Ed è Pasqua se riusciamo a raccontare di una mano, di un cuore amorevole che ci prende in braccio e, per la prima volta, ci sentiamo amati per quello che siamo, fino a perdonarci ogni errore, sciogliendo ogni ferita, ogni dolore. In questa Pasqua, ti auguro che ciò che sta dietro non importi più, ma che  importi solo tutto il bene possibile oggi, domani.

”Credo nel sole anche quando non splende, credo nell’amore anche quando non lo sento, credo in Dio anche quando tace”. Parole scritte dalla mano e dal cuore di un ebreo perseguitato dal nazismo, scritte nel buio di una cantina, in un rifugio dove la speranza aiutava a fare il passo successivo, a costruire l’aurora, pur se Dio sembrava tacesse. A te, fratello mio, dico che anche il silenzio di Dio può essere un dono per noi uomini, per la tua vita, impegno a liberarsi e a  liberare, invito forte e severo a ritrovare la pace, a riscoprire la giustizia, a trasformare la storia.

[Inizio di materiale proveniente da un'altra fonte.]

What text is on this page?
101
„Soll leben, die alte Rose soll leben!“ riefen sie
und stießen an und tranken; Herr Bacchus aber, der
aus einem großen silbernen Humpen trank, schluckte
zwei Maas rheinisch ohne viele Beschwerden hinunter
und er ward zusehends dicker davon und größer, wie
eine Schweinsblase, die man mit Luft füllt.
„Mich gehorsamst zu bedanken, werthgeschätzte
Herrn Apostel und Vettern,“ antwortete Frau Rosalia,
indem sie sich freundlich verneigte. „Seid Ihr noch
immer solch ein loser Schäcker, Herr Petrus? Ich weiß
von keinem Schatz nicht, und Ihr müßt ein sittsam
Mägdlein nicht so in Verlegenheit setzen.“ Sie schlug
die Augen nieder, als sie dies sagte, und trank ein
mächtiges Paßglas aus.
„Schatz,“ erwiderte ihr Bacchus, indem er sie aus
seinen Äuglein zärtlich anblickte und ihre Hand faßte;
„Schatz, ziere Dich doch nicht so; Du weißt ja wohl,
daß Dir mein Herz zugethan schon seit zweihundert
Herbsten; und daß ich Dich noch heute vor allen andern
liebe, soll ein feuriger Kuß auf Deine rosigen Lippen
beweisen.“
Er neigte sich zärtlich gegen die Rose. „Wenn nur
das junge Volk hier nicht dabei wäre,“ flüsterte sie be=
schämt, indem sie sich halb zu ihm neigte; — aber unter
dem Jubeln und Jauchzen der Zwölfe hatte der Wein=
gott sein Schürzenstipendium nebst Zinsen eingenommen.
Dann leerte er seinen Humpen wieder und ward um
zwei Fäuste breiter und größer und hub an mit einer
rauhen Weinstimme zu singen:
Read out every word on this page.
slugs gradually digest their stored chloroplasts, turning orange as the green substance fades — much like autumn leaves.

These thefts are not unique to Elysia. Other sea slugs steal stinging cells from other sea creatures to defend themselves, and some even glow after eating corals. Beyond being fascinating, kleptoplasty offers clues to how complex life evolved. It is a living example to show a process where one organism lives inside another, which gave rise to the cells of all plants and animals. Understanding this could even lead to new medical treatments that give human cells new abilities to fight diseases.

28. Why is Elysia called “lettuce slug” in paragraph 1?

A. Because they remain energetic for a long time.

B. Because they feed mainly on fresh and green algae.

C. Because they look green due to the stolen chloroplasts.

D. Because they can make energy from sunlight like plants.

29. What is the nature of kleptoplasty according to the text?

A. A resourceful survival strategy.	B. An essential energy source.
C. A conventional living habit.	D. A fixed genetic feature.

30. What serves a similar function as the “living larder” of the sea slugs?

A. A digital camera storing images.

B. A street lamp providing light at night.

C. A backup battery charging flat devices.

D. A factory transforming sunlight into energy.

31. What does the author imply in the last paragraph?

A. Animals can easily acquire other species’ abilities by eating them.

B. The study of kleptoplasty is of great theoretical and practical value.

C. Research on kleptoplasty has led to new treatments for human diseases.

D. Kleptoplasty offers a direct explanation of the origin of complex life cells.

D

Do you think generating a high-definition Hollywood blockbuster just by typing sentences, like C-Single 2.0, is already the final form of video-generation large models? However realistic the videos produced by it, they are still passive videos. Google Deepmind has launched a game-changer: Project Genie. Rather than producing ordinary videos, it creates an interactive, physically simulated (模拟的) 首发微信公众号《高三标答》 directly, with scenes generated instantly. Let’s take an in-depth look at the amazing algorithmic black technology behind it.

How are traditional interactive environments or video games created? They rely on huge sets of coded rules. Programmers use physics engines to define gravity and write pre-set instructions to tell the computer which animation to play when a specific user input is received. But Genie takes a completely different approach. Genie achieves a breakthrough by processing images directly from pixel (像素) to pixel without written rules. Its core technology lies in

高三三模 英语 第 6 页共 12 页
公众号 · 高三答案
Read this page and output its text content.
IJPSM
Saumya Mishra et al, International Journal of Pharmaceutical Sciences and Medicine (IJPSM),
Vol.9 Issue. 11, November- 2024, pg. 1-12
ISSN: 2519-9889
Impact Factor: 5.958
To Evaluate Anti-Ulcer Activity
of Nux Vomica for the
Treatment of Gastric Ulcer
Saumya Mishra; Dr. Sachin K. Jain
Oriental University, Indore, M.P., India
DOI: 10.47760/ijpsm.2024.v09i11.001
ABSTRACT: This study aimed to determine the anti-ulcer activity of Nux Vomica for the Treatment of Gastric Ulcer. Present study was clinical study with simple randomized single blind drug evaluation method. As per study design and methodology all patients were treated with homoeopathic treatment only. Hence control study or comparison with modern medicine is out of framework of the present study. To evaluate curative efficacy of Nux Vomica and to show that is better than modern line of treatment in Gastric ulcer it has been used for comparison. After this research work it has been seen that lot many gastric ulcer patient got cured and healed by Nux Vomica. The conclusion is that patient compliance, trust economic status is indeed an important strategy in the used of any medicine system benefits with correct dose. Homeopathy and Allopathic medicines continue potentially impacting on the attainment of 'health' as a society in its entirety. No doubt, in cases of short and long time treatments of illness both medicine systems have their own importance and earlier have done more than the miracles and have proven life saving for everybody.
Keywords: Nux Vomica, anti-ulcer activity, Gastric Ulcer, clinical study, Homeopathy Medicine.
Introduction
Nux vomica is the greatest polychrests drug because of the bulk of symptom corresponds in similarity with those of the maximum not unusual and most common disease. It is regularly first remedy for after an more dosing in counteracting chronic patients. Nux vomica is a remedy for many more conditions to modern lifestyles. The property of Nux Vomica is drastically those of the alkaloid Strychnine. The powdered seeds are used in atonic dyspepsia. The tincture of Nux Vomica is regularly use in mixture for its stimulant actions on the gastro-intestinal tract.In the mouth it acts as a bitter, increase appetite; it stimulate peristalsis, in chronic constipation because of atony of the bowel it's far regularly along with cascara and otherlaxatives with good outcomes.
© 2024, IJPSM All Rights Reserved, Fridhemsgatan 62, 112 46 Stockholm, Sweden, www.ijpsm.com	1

Gesù risorto  apre le porte delle nostre prigioni, smonta i patiboli su cui spesso trasciniamo noi stessi e gli altri. Sa bene che solo uomini e donne liberati  e  perdonati possono dare ai fratelli libertà e perdono.  Allora và, muoviti, vai verso il nuovo, e porta lo stesso amore, lo stesso perdono, a chiunque incontri

Dai il tuo contributo alla comune speranza di chi non si rassegna a essere spogliato del diritto di offrire agli altri i propri sogni, la propria fatica o quella parola che gli scoppia dentro.

L’intera esistenza altro non  è che la gioia e la fatica di liberare tutta la luce sepolta in noi.

Malgrado tutti i diluvi di sopraffazione e di  stermino, anche tra il cemento i fiori continueranno a sbocciare e sulla terra resterà sempre un gabbiano a ricordarci che la vita c’è e continua, e che Dio non si è ancora stancato degli uomini. E beati  coloro   che hanno il coraggio di essere ingenuamente luminosi nello sguardo, nel giudizio, nel sorriso.

Io credo nella primavera dei cuori, l’unica che non è questione di clima o di stagioni. La primavera dei cuori è un’operazione ardita: ogni margherita, per sorridere lì, in mezzo al prato, contenta dei suoi colori, ha dovuto attraversare notti e deserti, ha  dovuto ingaggiare battaglie senza pietà. La primavera dei cuori libera le possibilità. Per guarire non c’è niente come perdere la propria vita di sempre, quella con lo stesso volto di sempre, scommettendo sulla novità che ci abita, sulla virtù degli inizi. Fiorire, dunque. Fiorire è profonda responsabilità.

È questo il mio augurio per te ed anche per me, buona Pasqua.